At the beginning of the government shutdown, we knew that 700,000 workers would be temporarily out of a gig.  Many focused on these people who were immediately and directly affected by the shutdown.  In Washington, several local businesses even offered freebies to furloughed government workers.

But, those small businesses might represent the group of people most negatively affected by the current government shutdown.

Monuments, museums, and parks are closed.  This received headlines in Washington, specifically when politicians showed up at the World War II Memorial.  Many vendors rely on tourists.  But, with everything closed, a lot the business has dried up.

Outside of the Beltway, this is an issue for businesses who rely on national parks.  The Pisgah Inn is a privately run business that sits on federally owned land near the Blue Ridge Parkway.  The actual Parkway is a national park that has remained open during the shutdown, but parks along the road have been closed.
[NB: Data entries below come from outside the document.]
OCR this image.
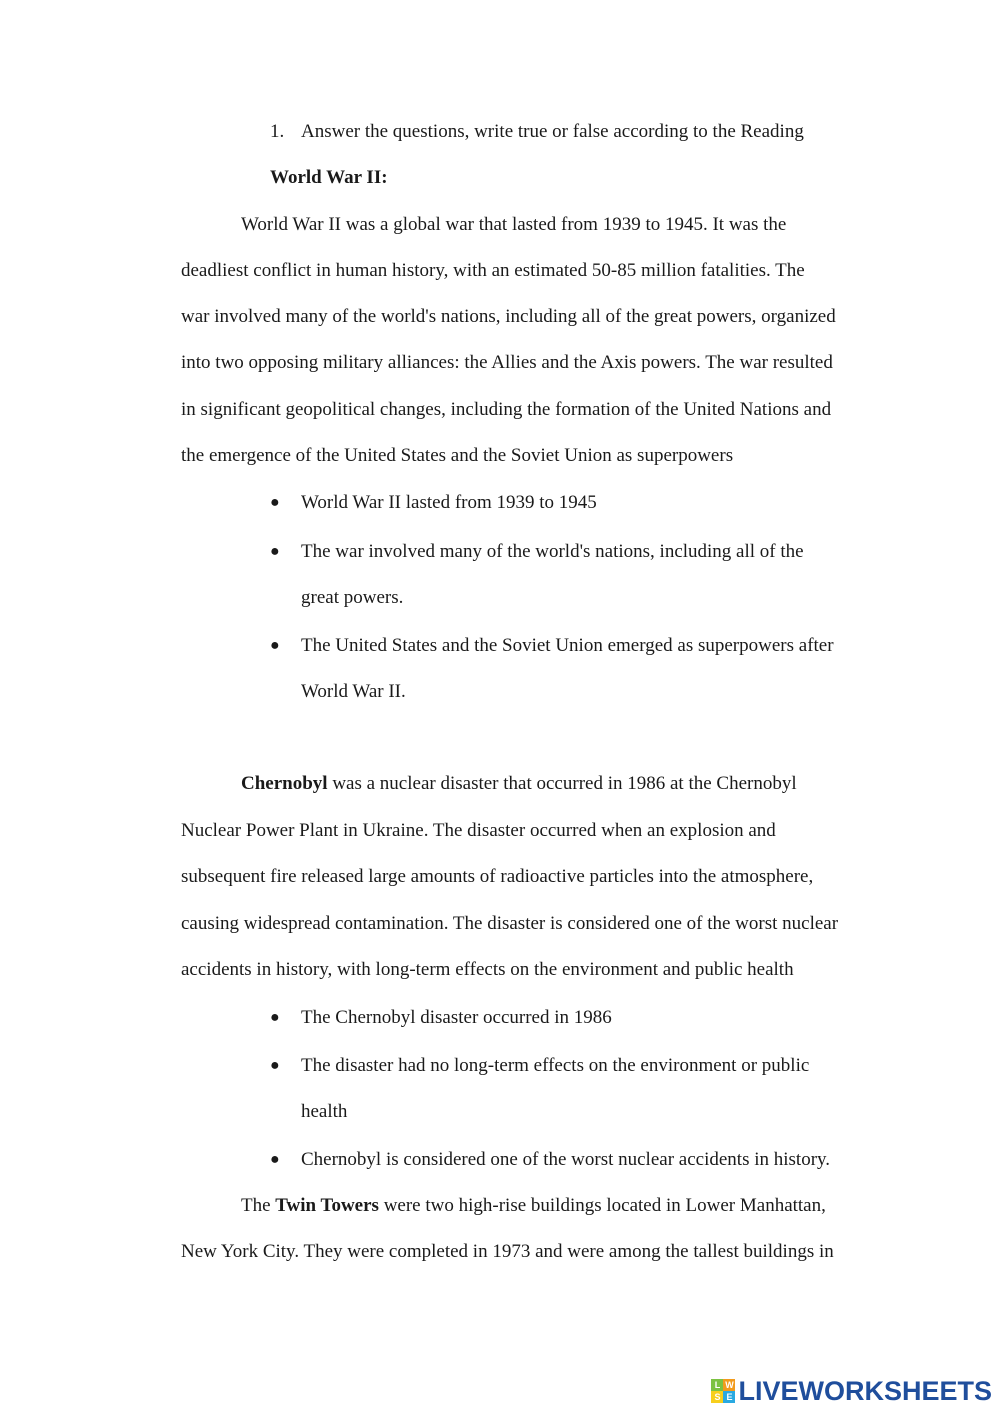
1. Answer the questions, write true or false according to the Reading
World War II:
World War II was a global war that lasted from 1939 to 1945. It was the
deadliest conflict in human history, with an estimated 50-85 million fatalities. The
war involved many of the world's nations, including all of the great powers, organized
into two opposing military alliances: the Allies and the Axis powers. The war resulted
in significant geopolitical changes, including the formation of the United Nations and
the emergence of the United States and the Soviet Union as superpowers
● World War II lasted from 1939 to 1945
● The war involved many of the world's nations, including all of the
great powers.
● The United States and the Soviet Union emerged as superpowers after
World War II.
Chernobyl was a nuclear disaster that occurred in 1986 at the Chernobyl
Nuclear Power Plant in Ukraine. The disaster occurred when an explosion and
subsequent fire released large amounts of radioactive particles into the atmosphere,
causing widespread contamination. The disaster is considered one of the worst nuclear
accidents in history, with long-term effects on the environment and public health
● The Chernobyl disaster occurred in 1986
● The disaster had no long-term effects on the environment or public
health
● Chernobyl is considered one of the worst nuclear accidents in history.
The Twin Towers were two high-rise buildings located in Lower Manhattan,
New York City. They were completed in 1973 and were among the tallest buildings in
L W
S E LIVEWORKSHEETS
October busiest time of year for businesses along the Parkway.  Despite being a privately run business, the Pisgah Inn's entrance was blocked a week ago.  The Inn remained closed for several days.  Eventually, the inn's owner was able to strike a deal with the U.S. Department of Interior.

The Pisgah Inn is now open.

But, across the country, businesses that rely on national parks are struggling.  The Grand Canyon is closed.  Yellowstone National Park is closed.

Tourism is not the only industry affected by the shutdown.

The craft beer industry has been hampered.  New permits to open new breweries and to unveil new beers have stalled.  D.C's Blue Jacket Brewery is close to opening, but will be unable to do so until the end of the shutdown.

Yahoo points out that many government contractors are facing tough times.  Vienna, Virginia based Ramarc Solutions gets about 25 percent of its revenue from the government.  The company provides hardware and services for websites, wireless networking, Internet security and teleconferencing.  They just cancelled a trip to New Mexico where they were supposed to install videoconferencing equipment at an Army National Guard base.

These small businesses will not see any back pay.